Data KBRI menunjukkan terdapat 45 WNI yang saat ini berada di negara bagian Jalisco. Mereka tersebar dalam berbagai profesi, mulai dari rohaniwan, terapis pijat profesional, hingga pelaku usaha dan karyawan perusahaan.

Soleh meminta Kementerian Luar Negeri melalui Kedutaan Besar Republik Indonesia (KBRI) di Mexico City untuk terus menjalin komunikasi aktif dengan para WNI di wilayah terdampak.

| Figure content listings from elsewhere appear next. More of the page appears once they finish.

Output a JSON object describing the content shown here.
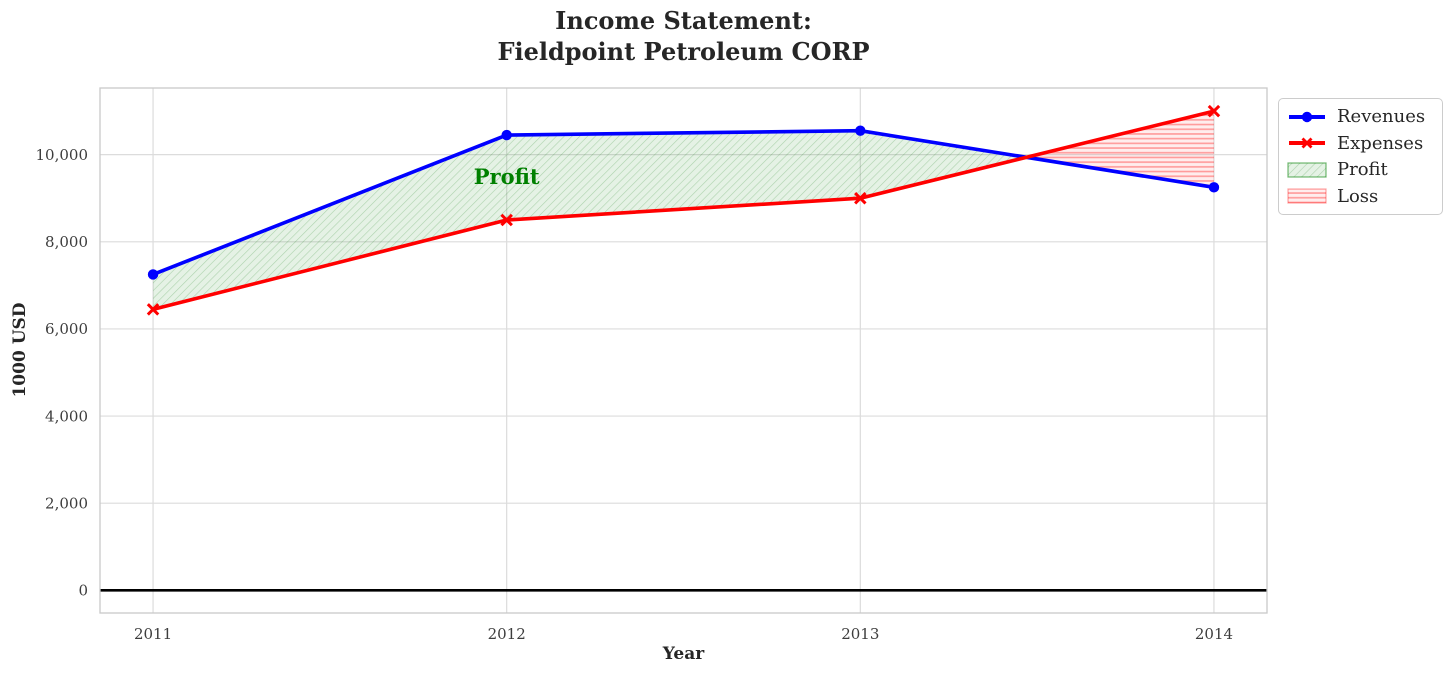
{
  "title": {
    "line1": "Income Statement:",
    "line2": "Fieldpoint Petroleum CORP"
  },
  "chart_data": {
    "type": "line",
    "title": "Income Statement: Fieldpoint Petroleum CORP",
    "xlabel": "Year",
    "ylabel": "1000 USD",
    "x": [
      2011,
      2012,
      2013,
      2014
    ],
    "series": [
      {
        "name": "Revenues",
        "values": [
          7250,
          10450,
          10550,
          9250
        ],
        "color": "#0000ff",
        "marker": "circle"
      },
      {
        "name": "Expenses",
        "values": [
          6450,
          8500,
          9000,
          11000
        ],
        "color": "#ff0000",
        "marker": "x"
      }
    ],
    "fills": [
      {
        "name": "Profit",
        "rule": "where revenues > expenses",
        "face": "rgba(0,128,0,0.10)",
        "hatch": "diagonal",
        "hatch_color": "rgba(0,110,0,0.25)",
        "edge": "rgba(0,128,0,0.55)"
      },
      {
        "name": "Loss",
        "rule": "where expenses > revenues",
        "face": "rgba(255,0,0,0.07)",
        "hatch": "horizontal",
        "hatch_color": "rgba(255,0,0,0.35)",
        "edge": "rgba(255,0,0,0.35)"
      }
    ],
    "annotation": {
      "text": "Profit",
      "x": 2012,
      "y": 9500,
      "color": "#008000"
    },
    "xlim": [
      2010.85,
      2014.15
    ],
    "ylim": [
      -520,
      11530
    ],
    "xticks": [
      2011,
      2012,
      2013,
      2014
    ],
    "xtick_labels": [
      "2011",
      "2012",
      "2013",
      "2014"
    ],
    "yticks": [
      0,
      2000,
      4000,
      6000,
      8000,
      10000
    ],
    "ytick_labels": [
      "0",
      "2,000",
      "4,000",
      "6,000",
      "8,000",
      "10,000"
    ],
    "grid": true,
    "zero_line": true,
    "legend_position": "outside upper right"
  },
  "legend": {
    "items": [
      {
        "label": "Revenues",
        "swatch": "blue-line-circle"
      },
      {
        "label": "Expenses",
        "swatch": "red-line-x"
      },
      {
        "label": "Profit",
        "swatch": "green-hatch-patch"
      },
      {
        "label": "Loss",
        "swatch": "red-hatch-patch"
      }
    ]
  },
  "colors": {
    "grid": "#dcdcdc",
    "spine": "#c9c9c9",
    "tick_text": "#3d3d3d",
    "title_text": "#262626",
    "zero_line": "#000000"
  }
}
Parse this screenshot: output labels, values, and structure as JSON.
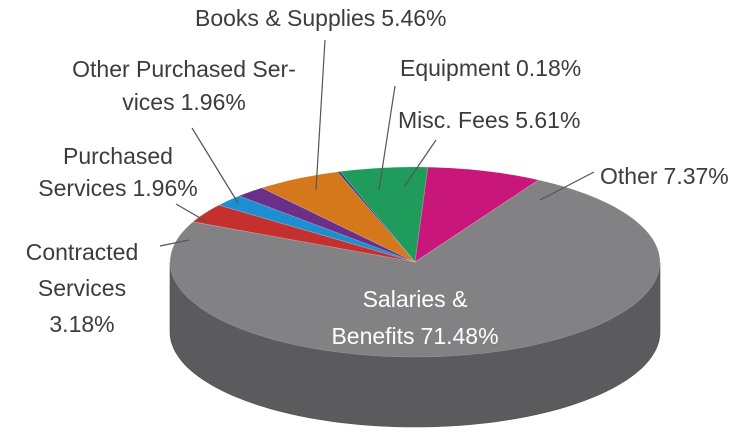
{
  "chart_data": {
    "type": "pie3d",
    "categories": [
      [
        "Salaries &",
        "Benefits"
      ],
      [
        "Contracted",
        "Services"
      ],
      [
        "Purchased",
        "Services"
      ],
      [
        "Other Purchased Ser-",
        "vices"
      ],
      [
        "Books & Supplies"
      ],
      [
        "Equipment"
      ],
      [
        "Misc. Fees"
      ],
      [
        "Other"
      ]
    ],
    "values": [
      71.48,
      3.18,
      1.96,
      1.96,
      5.46,
      0.18,
      5.61,
      7.37
    ],
    "value_labels": [
      "71.48%",
      "3.18%",
      "1.96%",
      "1.96%",
      "5.46%",
      "0.18%",
      "5.61%",
      "7.37%"
    ],
    "colors": [
      "#828285",
      "#c3302e",
      "#1d8fd0",
      "#6b2f88",
      "#d5771b",
      "#2b3a8c",
      "#1f9b5b",
      "#c9167b"
    ]
  }
}
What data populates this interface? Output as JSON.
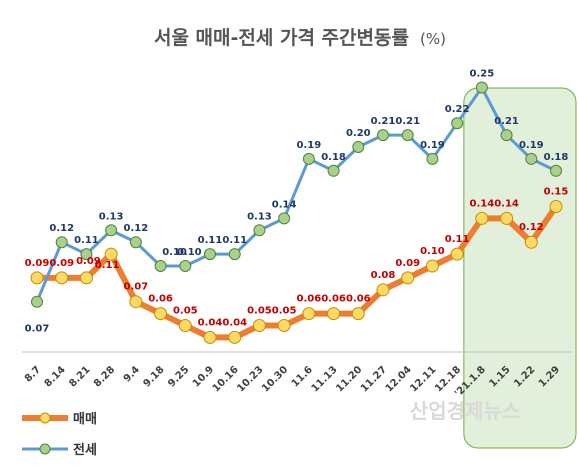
{
  "chart_data": {
    "type": "line",
    "title": "서울 매매-전세 가격 주간변동률",
    "title_unit": "(%)",
    "categories": [
      "8.7",
      "8.14",
      "8.21",
      "8.28",
      "9.4",
      "9.18",
      "9.25",
      "10.9",
      "10.16",
      "10.23",
      "10.30",
      "11.6",
      "11.13",
      "11.20",
      "11.27",
      "12.04",
      "12.11",
      "12.18",
      "'21.1.8",
      "1.15",
      "1.22",
      "1.29"
    ],
    "series": [
      {
        "name": "매매",
        "color": "#ed7d31",
        "marker_color": "#ffd966",
        "values": [
          0.09,
          0.09,
          0.09,
          0.11,
          0.07,
          0.06,
          0.05,
          0.04,
          0.04,
          0.05,
          0.05,
          0.06,
          0.06,
          0.06,
          0.08,
          0.09,
          0.1,
          0.11,
          0.14,
          0.14,
          0.12,
          0.15
        ]
      },
      {
        "name": "전세",
        "color": "#5b9bd5",
        "marker_color": "#a9d18e",
        "values": [
          0.07,
          0.12,
          0.11,
          0.13,
          0.12,
          0.1,
          0.1,
          0.11,
          0.11,
          0.13,
          0.14,
          0.19,
          0.18,
          0.2,
          0.21,
          0.21,
          0.19,
          0.22,
          0.25,
          0.21,
          0.19,
          0.18
        ]
      }
    ],
    "highlight_range": [
      "'21.1.8",
      "1.29"
    ],
    "highlight_color": "#e2efda",
    "legend_position": "bottom-left",
    "grid": false
  },
  "watermark": "산업경제뉴스"
}
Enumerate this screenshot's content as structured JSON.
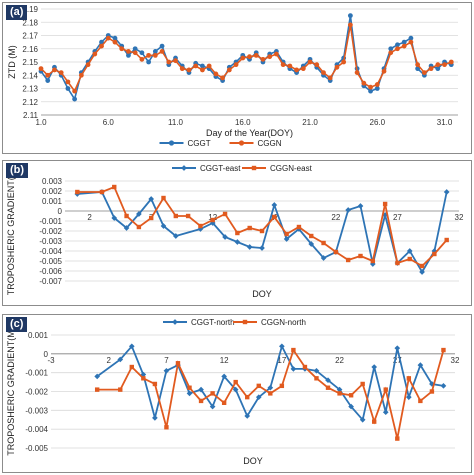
{
  "colors": {
    "blue": "#2e74b5",
    "orange": "#e15a1f",
    "grid": "#d9d9d9",
    "label_bg": "#1f3864"
  },
  "chart_data": [
    {
      "panel": "(a)",
      "type": "line",
      "xlabel": "Day of the Year(DOY)",
      "ylabel": "ZTD (M)",
      "xlim": [
        1,
        32
      ],
      "ylim": [
        2.11,
        2.19
      ],
      "yticks": [
        "2.19",
        "2.18",
        "2.17",
        "2.16",
        "2.15",
        "2.14",
        "2.13",
        "2.12",
        "2.11"
      ],
      "xticks": [
        "1.0",
        "6.0",
        "11.0",
        "16.0",
        "21.0",
        "26.0",
        "31.0"
      ],
      "legend": [
        "CGGT",
        "CGGN"
      ],
      "legend_position": "bottom",
      "series": [
        {
          "name": "CGGT",
          "color": "blue",
          "x": [
            1,
            1.5,
            2,
            2.5,
            3,
            3.5,
            4,
            4.5,
            5,
            5.5,
            6,
            6.5,
            7,
            7.5,
            8,
            8.5,
            9,
            9.5,
            10,
            10.5,
            11,
            11.5,
            12,
            12.5,
            13,
            13.5,
            14,
            14.5,
            15,
            15.5,
            16,
            16.5,
            17,
            17.5,
            18,
            18.5,
            19,
            19.5,
            20,
            20.5,
            21,
            21.5,
            22,
            22.5,
            23,
            23.5,
            24,
            24.5,
            25,
            25.5,
            26,
            26.5,
            27,
            27.5,
            28,
            28.5,
            29,
            29.5,
            30,
            30.5,
            31,
            31.5
          ],
          "y": [
            2.143,
            2.136,
            2.146,
            2.14,
            2.13,
            2.122,
            2.142,
            2.15,
            2.158,
            2.165,
            2.17,
            2.168,
            2.162,
            2.155,
            2.16,
            2.157,
            2.15,
            2.158,
            2.162,
            2.148,
            2.153,
            2.147,
            2.142,
            2.149,
            2.147,
            2.145,
            2.139,
            2.136,
            2.146,
            2.15,
            2.155,
            2.152,
            2.157,
            2.15,
            2.156,
            2.158,
            2.15,
            2.145,
            2.142,
            2.147,
            2.152,
            2.146,
            2.14,
            2.136,
            2.148,
            2.153,
            2.185,
            2.145,
            2.132,
            2.128,
            2.13,
            2.145,
            2.16,
            2.163,
            2.165,
            2.168,
            2.145,
            2.14,
            2.147,
            2.145,
            2.15,
            2.148
          ]
        },
        {
          "name": "CGGN",
          "color": "orange",
          "x": [
            1,
            1.5,
            2,
            2.5,
            3,
            3.5,
            4,
            4.5,
            5,
            5.5,
            6,
            6.5,
            7,
            7.5,
            8,
            8.5,
            9,
            9.5,
            10,
            10.5,
            11,
            11.5,
            12,
            12.5,
            13,
            13.5,
            14,
            14.5,
            15,
            15.5,
            16,
            16.5,
            17,
            17.5,
            18,
            18.5,
            19,
            19.5,
            20,
            20.5,
            21,
            21.5,
            22,
            22.5,
            23,
            23.5,
            24,
            24.5,
            25,
            25.5,
            26,
            26.5,
            27,
            27.5,
            28,
            28.5,
            29,
            29.5,
            30,
            30.5,
            31,
            31.5
          ],
          "y": [
            2.145,
            2.14,
            2.144,
            2.142,
            2.135,
            2.128,
            2.14,
            2.148,
            2.156,
            2.162,
            2.168,
            2.165,
            2.16,
            2.158,
            2.157,
            2.152,
            2.155,
            2.155,
            2.158,
            2.15,
            2.151,
            2.145,
            2.144,
            2.147,
            2.144,
            2.147,
            2.141,
            2.138,
            2.144,
            2.148,
            2.153,
            2.154,
            2.155,
            2.152,
            2.154,
            2.156,
            2.148,
            2.147,
            2.144,
            2.145,
            2.15,
            2.148,
            2.142,
            2.138,
            2.146,
            2.15,
            2.178,
            2.142,
            2.134,
            2.131,
            2.133,
            2.143,
            2.157,
            2.16,
            2.162,
            2.165,
            2.148,
            2.142,
            2.145,
            2.148,
            2.148,
            2.15
          ]
        }
      ]
    },
    {
      "panel": "(b)",
      "type": "line",
      "xlabel": "DOY",
      "ylabel": "TROPOSHERIC GRADIENT(M)",
      "xlim": [
        0,
        32
      ],
      "ylim": [
        -0.007,
        0.003
      ],
      "yticks": [
        "0.003",
        "0.002",
        "0.001",
        "0",
        "-0.001",
        "-0.002",
        "-0.003",
        "-0.004",
        "-0.005",
        "-0.006",
        "-0.007"
      ],
      "xticks": [
        "2",
        "7",
        "12",
        "17",
        "22",
        "27",
        "32"
      ],
      "xtick_values": [
        2,
        7,
        12,
        17,
        22,
        27,
        32
      ],
      "legend": [
        "CGGT-east",
        "CGGN-east"
      ],
      "legend_position": "top",
      "series": [
        {
          "name": "CGGT-east",
          "color": "blue",
          "x": [
            1,
            3,
            4,
            5,
            6,
            7,
            8,
            9,
            11,
            12,
            13,
            14,
            15,
            16,
            17,
            18,
            19,
            20,
            21,
            22,
            23,
            24,
            25,
            26,
            27,
            28,
            29,
            30,
            31
          ],
          "y": [
            0.0017,
            0.0019,
            -0.0007,
            -0.0017,
            -0.0003,
            0.0012,
            -0.0015,
            -0.0025,
            -0.0018,
            -0.0012,
            -0.0026,
            -0.0031,
            -0.0036,
            -0.0037,
            0.0006,
            -0.0028,
            -0.0018,
            -0.0033,
            -0.0047,
            -0.0041,
            0.0001,
            0.0005,
            -0.0053,
            -0.0004,
            -0.0052,
            -0.004,
            -0.0061,
            -0.004,
            0.0019
          ]
        },
        {
          "name": "CGGN-east",
          "color": "orange",
          "x": [
            1,
            3,
            4,
            5,
            6,
            7,
            8,
            9,
            10,
            11,
            12,
            13,
            14,
            15,
            16,
            17,
            18,
            19,
            20,
            21,
            22,
            23,
            24,
            25,
            26,
            27,
            28,
            29,
            30,
            31
          ],
          "y": [
            0.0019,
            0.0019,
            0.0024,
            -0.0005,
            -0.0016,
            -0.0007,
            0.0013,
            -0.0005,
            -0.0005,
            -0.0015,
            -0.0009,
            -0.0003,
            -0.0022,
            -0.0017,
            -0.002,
            -0.0006,
            -0.0023,
            -0.0016,
            -0.0025,
            -0.0032,
            -0.0041,
            -0.0049,
            -0.0045,
            -0.005,
            0.0007,
            -0.0052,
            -0.0048,
            -0.0055,
            -0.0043,
            -0.0029
          ]
        }
      ]
    },
    {
      "panel": "(c)",
      "type": "line",
      "xlabel": "DOY",
      "ylabel": "TROPOSHERIC GRADIENT(M)",
      "xlim": [
        -3,
        32
      ],
      "ylim": [
        -0.005,
        0.001
      ],
      "yticks": [
        "0.001",
        "0",
        "-0.001",
        "-0.002",
        "-0.003",
        "-0.004",
        "-0.005"
      ],
      "xticks": [
        "-3",
        "2",
        "7",
        "12",
        "17",
        "22",
        "27",
        "32"
      ],
      "xtick_values": [
        -3,
        2,
        7,
        12,
        17,
        22,
        27,
        32
      ],
      "legend": [
        "CGGT-north",
        "CGGN-north"
      ],
      "legend_position": "top",
      "series": [
        {
          "name": "CGGT-north",
          "color": "blue",
          "x": [
            1,
            3,
            4,
            5,
            6,
            7,
            8,
            9,
            10,
            11,
            12,
            13,
            14,
            15,
            16,
            17,
            18,
            19,
            20,
            21,
            22,
            23,
            24,
            25,
            26,
            27,
            28,
            29,
            30,
            31
          ],
          "y": [
            -0.0012,
            -0.0003,
            0.0004,
            -0.0011,
            -0.0034,
            -0.0009,
            -0.0006,
            -0.0021,
            -0.0019,
            -0.0028,
            -0.0012,
            -0.0019,
            -0.0033,
            -0.0023,
            -0.0018,
            0.0004,
            -0.0008,
            -0.0008,
            -0.0009,
            -0.0014,
            -0.0019,
            -0.0028,
            -0.0035,
            -0.0007,
            -0.0031,
            0.0003,
            -0.0023,
            -0.0006,
            -0.0016,
            -0.0017
          ]
        },
        {
          "name": "CGGN-north",
          "color": "orange",
          "x": [
            1,
            3,
            4,
            5,
            6,
            7,
            8,
            9,
            10,
            11,
            12,
            13,
            14,
            15,
            16,
            17,
            18,
            19,
            20,
            21,
            22,
            23,
            24,
            25,
            26,
            27,
            28,
            29,
            30,
            31
          ],
          "y": [
            -0.0019,
            -0.0019,
            -0.0007,
            -0.0013,
            -0.0016,
            -0.0039,
            -0.0005,
            -0.0018,
            -0.0025,
            -0.0021,
            -0.0026,
            -0.0015,
            -0.0023,
            -0.0017,
            -0.0021,
            -0.0017,
            0.0002,
            -0.0007,
            -0.0013,
            -0.0018,
            -0.0021,
            -0.0022,
            -0.0016,
            -0.0036,
            -0.0019,
            -0.0045,
            -0.0013,
            -0.0025,
            -0.002,
            0.0002
          ]
        }
      ]
    }
  ]
}
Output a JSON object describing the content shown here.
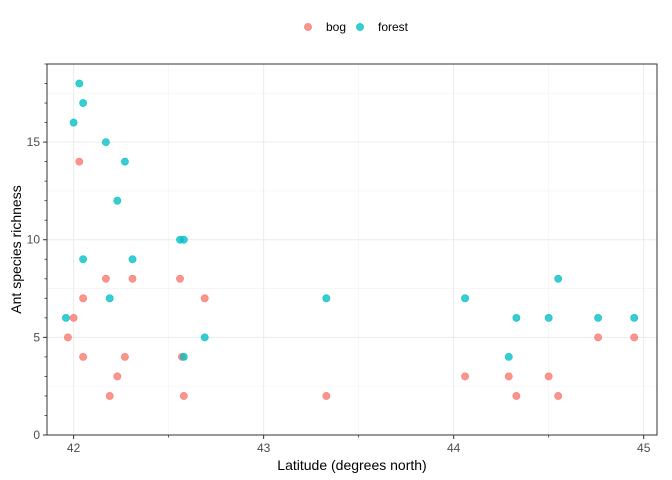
{
  "chart_data": {
    "type": "scatter",
    "xlabel": "Latitude (degrees north)",
    "ylabel": "Ant species richness",
    "xlim": [
      41.86,
      45.07
    ],
    "ylim": [
      0,
      19
    ],
    "xticks": [
      42,
      43,
      44,
      45
    ],
    "yticks": [
      0,
      5,
      10,
      15
    ],
    "grid": true,
    "legend_position": "top",
    "series": [
      {
        "name": "bog",
        "color": "#F8766D",
        "points": [
          [
            41.97,
            5
          ],
          [
            42.0,
            6
          ],
          [
            42.03,
            14
          ],
          [
            42.05,
            7
          ],
          [
            42.05,
            4
          ],
          [
            42.17,
            8
          ],
          [
            42.19,
            2
          ],
          [
            42.23,
            3
          ],
          [
            42.27,
            4
          ],
          [
            42.31,
            8
          ],
          [
            42.56,
            8
          ],
          [
            42.57,
            4
          ],
          [
            42.58,
            2
          ],
          [
            42.69,
            7
          ],
          [
            43.33,
            2
          ],
          [
            44.06,
            3
          ],
          [
            44.29,
            3
          ],
          [
            44.33,
            2
          ],
          [
            44.5,
            3
          ],
          [
            44.55,
            2
          ],
          [
            44.76,
            5
          ],
          [
            44.95,
            5
          ]
        ]
      },
      {
        "name": "forest",
        "color": "#00BFC4",
        "points": [
          [
            41.96,
            6
          ],
          [
            42.0,
            16
          ],
          [
            42.03,
            18
          ],
          [
            42.05,
            17
          ],
          [
            42.05,
            9
          ],
          [
            42.17,
            15
          ],
          [
            42.19,
            7
          ],
          [
            42.23,
            12
          ],
          [
            42.27,
            14
          ],
          [
            42.31,
            9
          ],
          [
            42.56,
            10
          ],
          [
            42.58,
            10
          ],
          [
            42.58,
            4
          ],
          [
            42.69,
            5
          ],
          [
            43.33,
            7
          ],
          [
            44.06,
            7
          ],
          [
            44.29,
            4
          ],
          [
            44.33,
            6
          ],
          [
            44.5,
            6
          ],
          [
            44.55,
            8
          ],
          [
            44.76,
            6
          ],
          [
            44.95,
            6
          ]
        ]
      }
    ]
  }
}
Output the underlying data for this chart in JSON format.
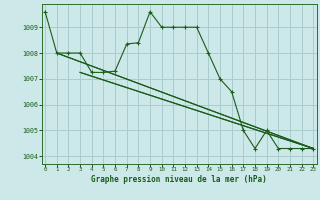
{
  "title": "Graphe pression niveau de la mer (hPa)",
  "bg_color": "#cce8e8",
  "grid_color": "#aacccc",
  "line_color": "#1a5c1a",
  "ylim": [
    1003.7,
    1009.9
  ],
  "xlim": [
    -0.3,
    23.3
  ],
  "yticks": [
    1004,
    1005,
    1006,
    1007,
    1008,
    1009
  ],
  "xticks": [
    0,
    1,
    2,
    3,
    4,
    5,
    6,
    7,
    8,
    9,
    10,
    11,
    12,
    13,
    14,
    15,
    16,
    17,
    18,
    19,
    20,
    21,
    22,
    23
  ],
  "series": [
    {
      "x": [
        0,
        1,
        2,
        3,
        4,
        5,
        6,
        7,
        8,
        9,
        10,
        11,
        12,
        13,
        14,
        15,
        16,
        17,
        18,
        19,
        20,
        21,
        22,
        23
      ],
      "y": [
        1009.6,
        1008.0,
        1008.0,
        1008.0,
        1007.25,
        1007.25,
        1007.3,
        1008.35,
        1008.4,
        1009.6,
        1009.0,
        1009.0,
        1009.0,
        1009.0,
        1008.0,
        1007.0,
        1006.5,
        1005.0,
        1004.3,
        1005.0,
        1004.3,
        1004.3,
        1004.3,
        1004.3
      ],
      "marker": true
    },
    {
      "x": [
        3,
        23
      ],
      "y": [
        1007.25,
        1004.3
      ],
      "marker": false
    },
    {
      "x": [
        3,
        23
      ],
      "y": [
        1007.25,
        1004.3
      ],
      "marker": false
    },
    {
      "x": [
        1,
        23
      ],
      "y": [
        1008.0,
        1004.3
      ],
      "marker": false
    },
    {
      "x": [
        1,
        23
      ],
      "y": [
        1008.0,
        1004.3
      ],
      "marker": false
    }
  ]
}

Ia juga mendorong agar pemerintah menyiapkan langkah antisipatif, termasuk opsi evakuasi apabila kondisi keamanan semakin memburuk.

“Jika situasi tidak terkendali, langkah pemindahan ke lokasi yang lebih aman harus segera dipersiapkan,” tegasnya.

Selain itu, ia mengimbau WNI yang berada di Meksiko agar tetap waspada, membatasi aktivitas di luar tempat tinggal, menghindari area rawan, serta mengikuti arahan otoritas setempat maupun KBRI.

Komisi I DPR, lanjut Soleh, akan terus memantau perkembangan di lapangan dan berkoordinasi dengan Kementerian Luar Negeri guna memastikan perlindungan maksimal bagi WNI.

“Dalam kondisi konflik seperti ini, respons cepat dan koordinasi yang solid sangat menentukan keselamatan warga negara kita,” tambahnya.

WNI Dipastikan Aman

Disisi lain, Direktur Perlindungan WNI Kementerian Luar Negeri, Heni Hamidah, memastikan bahwa hingga saat ini seluruh WNI di Jalisco berada dalam kondisi aman.

Ia menjelaskan bahwa KBRI Mexico City bersama Konsul Kehormatan RI di Guadalajara terus melakukan pemantauan intensif pasca-serangan yang terjadi pada 22 Februari 2026 di beberapa wilayah, termasuk Jalisco, Nayarit, Michoacán, Zacatecas, Guanajuato, dan Colima.

Gelombang kekerasan tersebut terjadi setelah operasi aparat Meksiko terhadap kartel CJNG di Kota Tapalpa, Jalisco, yang menewaskan tujuh anggota kelompok tersebut, termasuk El Mencho.

“Sampai saat ini, seluruh WNI di wilayah Jalisco dalam keadaan aman dan mengikuti imbauan pemerintah setempat untuk tetap berada di dalam rumah,” ujar Heni (25/2/26).

Kemlu juga mengingatkan warga Indonesia yang memiliki rencana bepergian ke Meksiko dalam waktu dekat agar menunda perjalanan hingga situasi dinyatakan aman.

Dalam kondisi darurat, WNI dapat menghubungi Hotline KBRI Mexico City di nomor +52 1 556 2985 506 atau Hotline Direktorat Perlindungan WNI di +62 812-9007-0027.

Pemerintah menegaskan komitmennya untuk terus memantau perkembangan situasi dan memastikan perlindungan optimal bagi seluruh WNI yang berada di wilayah terdampak.